L’usage de ces dictées n’était pas nouveau ; de très bonne heure, il avait pénétré dans l’université par l’enseignement philosophique et s’y était généralisé à tel point que, dès le milieu du XIVe siècle, il avait fallu défendre aux professeurs « d’employer le temps des leçons à faire écrire leurs écoliers. » Cent ans après, le cardinal d’Estouteville enjoignait aux maîtres de ne pas oublier que leur principal de voir était de lire et d’expliquer les anciens philosophes et non d’apporter en classe des cahiers ou traités. Mais l’habitude était prise, et ces prescriptions étaient demeurées lettre morte. Le père Lamy (de l’Oratoire) s’en plaint amèrement dans ses entretiens sur les sciences : « On ne s’est applique, dit-il, qu’à de certaines questions pour ainsi dire étrangères, par exemple : Si la logique est une science ? quel est son objet ? mais on ne traite presque plus rien de ce qu’Aristote a enseigné dans les excellens ouvrages qu’il a faits de la logique. Au lieu de cela, les maîtres donnent en mauvais latin des opinions mal conçues, mal digérées, mal expliquées ; on croit que cela attache les écoliers, qui prennent plaisir à avoir des cahiers écrits de leurs mains. Mais, outre la perte de temps qu’ils passent à écrire, les jeunes gens prennent leurs écrits avec tant de négligence qu’ils ne les peuvent lire. On remédierait à ce mal en rétablissant la lecture des bons auteurs imprimés, que les professeurs accompagneraient de leurs observations. »
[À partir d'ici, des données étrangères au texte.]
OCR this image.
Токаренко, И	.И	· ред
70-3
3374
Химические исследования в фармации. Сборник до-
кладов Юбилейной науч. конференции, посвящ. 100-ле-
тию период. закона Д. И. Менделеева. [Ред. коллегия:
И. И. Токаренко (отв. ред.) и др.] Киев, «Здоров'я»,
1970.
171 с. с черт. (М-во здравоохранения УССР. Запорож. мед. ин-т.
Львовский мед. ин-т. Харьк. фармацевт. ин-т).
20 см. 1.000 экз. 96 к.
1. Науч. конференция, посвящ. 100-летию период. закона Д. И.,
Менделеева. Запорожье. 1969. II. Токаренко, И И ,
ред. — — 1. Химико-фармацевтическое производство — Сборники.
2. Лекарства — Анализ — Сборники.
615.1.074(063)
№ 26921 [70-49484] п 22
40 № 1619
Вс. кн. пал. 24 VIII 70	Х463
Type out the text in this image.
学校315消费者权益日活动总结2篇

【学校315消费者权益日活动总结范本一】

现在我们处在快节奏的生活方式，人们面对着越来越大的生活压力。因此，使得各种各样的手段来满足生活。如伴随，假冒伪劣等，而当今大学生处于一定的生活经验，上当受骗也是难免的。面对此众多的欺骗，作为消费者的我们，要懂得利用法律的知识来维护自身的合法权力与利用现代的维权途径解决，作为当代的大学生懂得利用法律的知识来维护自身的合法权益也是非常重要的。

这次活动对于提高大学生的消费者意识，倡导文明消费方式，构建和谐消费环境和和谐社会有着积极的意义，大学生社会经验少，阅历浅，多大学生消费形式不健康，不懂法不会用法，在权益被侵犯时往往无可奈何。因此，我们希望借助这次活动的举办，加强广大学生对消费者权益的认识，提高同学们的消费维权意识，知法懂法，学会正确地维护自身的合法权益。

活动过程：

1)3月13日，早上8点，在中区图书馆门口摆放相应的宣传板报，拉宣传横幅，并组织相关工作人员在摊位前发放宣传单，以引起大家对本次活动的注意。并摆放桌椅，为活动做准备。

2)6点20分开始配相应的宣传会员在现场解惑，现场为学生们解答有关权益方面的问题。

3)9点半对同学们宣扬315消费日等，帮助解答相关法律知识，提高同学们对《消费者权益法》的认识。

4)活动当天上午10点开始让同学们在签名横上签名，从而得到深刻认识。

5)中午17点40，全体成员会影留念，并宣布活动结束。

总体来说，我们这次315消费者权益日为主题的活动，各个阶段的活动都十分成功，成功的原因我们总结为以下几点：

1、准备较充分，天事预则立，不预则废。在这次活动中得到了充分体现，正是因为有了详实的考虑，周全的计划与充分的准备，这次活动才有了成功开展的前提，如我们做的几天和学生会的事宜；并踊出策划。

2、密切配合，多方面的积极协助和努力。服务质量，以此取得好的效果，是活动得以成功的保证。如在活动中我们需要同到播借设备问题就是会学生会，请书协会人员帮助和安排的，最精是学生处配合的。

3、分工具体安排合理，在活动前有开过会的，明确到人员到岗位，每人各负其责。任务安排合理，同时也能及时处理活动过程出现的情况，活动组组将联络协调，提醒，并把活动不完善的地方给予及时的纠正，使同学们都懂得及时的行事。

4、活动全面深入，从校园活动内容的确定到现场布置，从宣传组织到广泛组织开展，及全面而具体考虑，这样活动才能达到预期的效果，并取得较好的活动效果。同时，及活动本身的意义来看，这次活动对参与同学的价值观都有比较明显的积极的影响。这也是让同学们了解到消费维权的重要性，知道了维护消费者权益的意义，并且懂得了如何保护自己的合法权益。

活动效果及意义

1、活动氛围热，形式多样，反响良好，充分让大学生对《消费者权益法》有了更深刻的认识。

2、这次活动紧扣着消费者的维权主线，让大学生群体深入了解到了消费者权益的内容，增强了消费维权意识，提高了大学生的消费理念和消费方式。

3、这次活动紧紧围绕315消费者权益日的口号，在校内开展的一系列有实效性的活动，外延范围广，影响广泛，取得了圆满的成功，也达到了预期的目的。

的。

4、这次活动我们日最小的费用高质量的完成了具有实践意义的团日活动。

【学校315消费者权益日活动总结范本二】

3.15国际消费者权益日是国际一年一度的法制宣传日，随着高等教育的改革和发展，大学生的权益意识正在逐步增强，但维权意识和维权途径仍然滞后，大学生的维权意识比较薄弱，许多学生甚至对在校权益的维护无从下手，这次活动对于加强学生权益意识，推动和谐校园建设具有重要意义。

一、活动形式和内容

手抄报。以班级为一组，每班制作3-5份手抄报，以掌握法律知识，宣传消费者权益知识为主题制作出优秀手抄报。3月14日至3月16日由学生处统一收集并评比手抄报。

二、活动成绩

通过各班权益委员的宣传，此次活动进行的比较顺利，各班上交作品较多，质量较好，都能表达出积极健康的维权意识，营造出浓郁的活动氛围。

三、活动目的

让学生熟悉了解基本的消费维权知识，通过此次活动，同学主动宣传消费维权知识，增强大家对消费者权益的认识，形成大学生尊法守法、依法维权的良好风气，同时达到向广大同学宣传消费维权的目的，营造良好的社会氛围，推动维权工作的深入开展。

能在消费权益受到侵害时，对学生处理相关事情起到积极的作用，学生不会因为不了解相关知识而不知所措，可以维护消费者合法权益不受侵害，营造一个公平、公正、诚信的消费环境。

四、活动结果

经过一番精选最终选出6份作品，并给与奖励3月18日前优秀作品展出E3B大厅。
Il y avait là, cette citation le prouve, une vieille tradition universitaire, et nous ne prétendons certes pas faire un crime aux écoles centrales de l’avoir recueillie. Cela était fatal. La faute en revient tout entière à la convention, qui, en soustrayant l’enseignement et les méthodes à toute espèce de contrôle, avait désarmé d’avance ses successeurs. Toutefois le directoire aurait pu, sur ce point comme en bien d’autres, à ce qu’il semble, exercer une action plus énergique. Nulle part, dans la correspondance, on ne trouve la trace de cette action, au contraire. Le conseil d’instruction publique lui-même était manifestement partisan du système des cahiers. Il se les faisait envoyer, les lisait avec beaucoup d’attention, en rendait compte au ministre et, souvent, les retournait à leur auteur accompagnés de lettres de félicitations. Nous avons lu beaucoup de ces lettres ; aucune ne contient d’objection de principe ni d’invitation à réserver un peu du temps énorme que prenaient les dictées soit à l’explication des auteurs, soit à la correction des devoirs écrits. Ces deux exercices ne sont même pas mentionnés ; on pourrait croire qu’ils étaient

  1. Bréal.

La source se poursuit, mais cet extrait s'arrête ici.